誰も彼もとはいかず
「いや、あなたのことは信用できない」
あなたはマナを信じて男に背を向けて店の奥へと入っていきました。
「後で後悔しても知らないからな!」
男は叫びました。
あなた達は振り向くことなくそのまま豪華な廊下を進みました。
「やっぱり腹が減ってちゃ何もできないよな!」
席に着くなりボイは言いました。
「ぐううう~」
とボイはお腹を鳴らしていました。
周りではギラギラとした見た目の人が多くいました。
そんな事を気にする様子もなく仲間達は弛緩した様子でした。
「おまたせしました」
出てくるものでてくるもの見た目から華やかで匂いも、入れた瞬間の食感も、口の中にジュワ~と広がる味もどれもが意識をもっていかれるほどの魅力を有していました。
仲間達も至福の時間を楽しんでいる様子でした。
あっという間に食べ終えてしまい目の前には何もなくなりました。
「あんまゆっくりしてても仕方ないし行こうぜ」
ボイはそう言って立ち上がりました。
会計のために店員さんにマナが話しかけました。
「えっ……」
「どうした!」
マナの言葉にボイが聞き返しました。
「あの、これ」
マナが見せたのは桁違いの会計でした。
「おいおい。
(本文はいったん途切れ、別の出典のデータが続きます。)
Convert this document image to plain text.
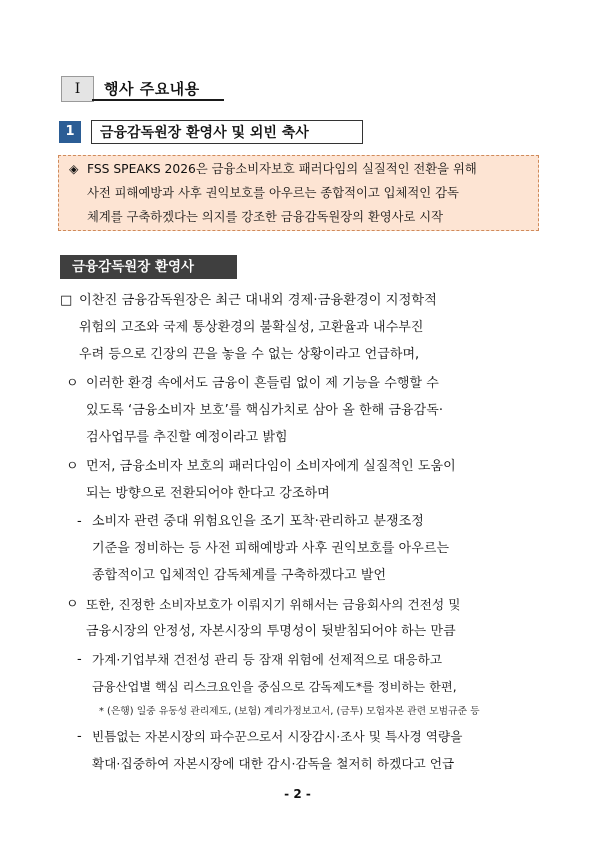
Ⅰ	행사 주요내용
1	금융감독원장 환영사 및 외빈 축사
◈ FSS SPEAKS 2026은 금융소비자보호 패러다임의 실질적인 전환을 위해
사전 피해예방과 사후 권익보호를 아우르는 종합적이고 입체적인 감독
체계를 구축하겠다는 의지를 강조한 금융감독원장의 환영사로 시작
금융감독원장 환영사
□ 이찬진 금융감독원장은 최근 대내외 경제·금융환경이 지정학적
위험의 고조와 국제 통상환경의 불확실성, 고환율과 내수부진
우려 등으로 긴장의 끈을 놓을 수 없는 상황이라고 언급하며,
ㅇ 이러한 환경 속에서도 금융이 흔들림 없이 제 기능을 수행할 수
있도록 ‘금융소비자 보호’를 핵심가치로 삼아 올 한해 금융감독·
검사업무를 추진할 예정이라고 밝힘
ㅇ 먼저, 금융소비자 보호의 패러다임이 소비자에게 실질적인 도움이
되는 방향으로 전환되어야 한다고 강조하며
- 소비자 관련 중대 위험요인을 조기 포착·관리하고 분쟁조정
기준을 정비하는 등 사전 피해예방과 사후 권익보호를 아우르는
종합적이고 입체적인 감독체계를 구축하겠다고 발언
ㅇ 또한, 진정한 소비자보호가 이뤄지기 위해서는 금융회사의 건전성 및
금융시장의 안정성, 자본시장의 투명성이 뒷받침되어야 하는 만큼
- 가계·기업부채 건전성 관리 등 잠재 위험에 선제적으로 대응하고
금융산업별 핵심 리스크요인을 중심으로 감독제도*를 정비하는 한편,
* (은행) 일중 유동성 관리제도, (보험) 계리가정보고서, (금투) 모험자본 관련 모범규준 등
- 빈틈없는 자본시장의 파수꾼으로서 시장감시·조사 및 특사경 역량을
확대·집중하여 자본시장에 대한 감시·감독을 철저히 하겠다고 언급
- 2 -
どうすんだ? 足りるのか?」
ボイは言いました。
「こんなに無くってよ」
ドゥーニャはさも当たり前といった様子で言い切りました。
「それは困りましたねぇ」
店員さんはニヤニヤ笑いを浮かべながら言いました。
「払えないなら仕方ありません」
「クソッ! 後悔するってこういうことかよ!」
ボイが叫びました。
逃げることは叶わずその場から離れることはできませんでした。
数年後。
あなた達は未だ働き続けていました。
払うことのできなかった代金を借金として、店の店員として働いていました。
「いらっしゃいませ」
今ではボイの言葉遣いも長い店員生活の間に矯正されて丁寧なものへと変わっていました。
そんな生活を続けながらも王の命令が消えた訳ではなくほとんどの生活を労働に費やしながらも捜し物は続けていました。未だ見つかる気配はありません。
一度休暇に街へ戻り王に事情を説明したことがありましたが、
「贅沢のために国費は使えん」
と借金の肩代わりは断られてしまいました。
「前菜であってよ」
しかしドゥーニャの口調には特に変化はみられませんでした。
一番変わったのはマナでしょう。
「いらっしゃいませ!」
店長のはからいでメイド服を着せられたマナは最初は恥ずかしがっていたものの今では働き出す前よりも明るく振る舞うようになりました。
彼女は今日も元気に笑顔で接客しています。
「パリーン」
「何やってるんだ!」
「すみません」
END 借金
最初へ。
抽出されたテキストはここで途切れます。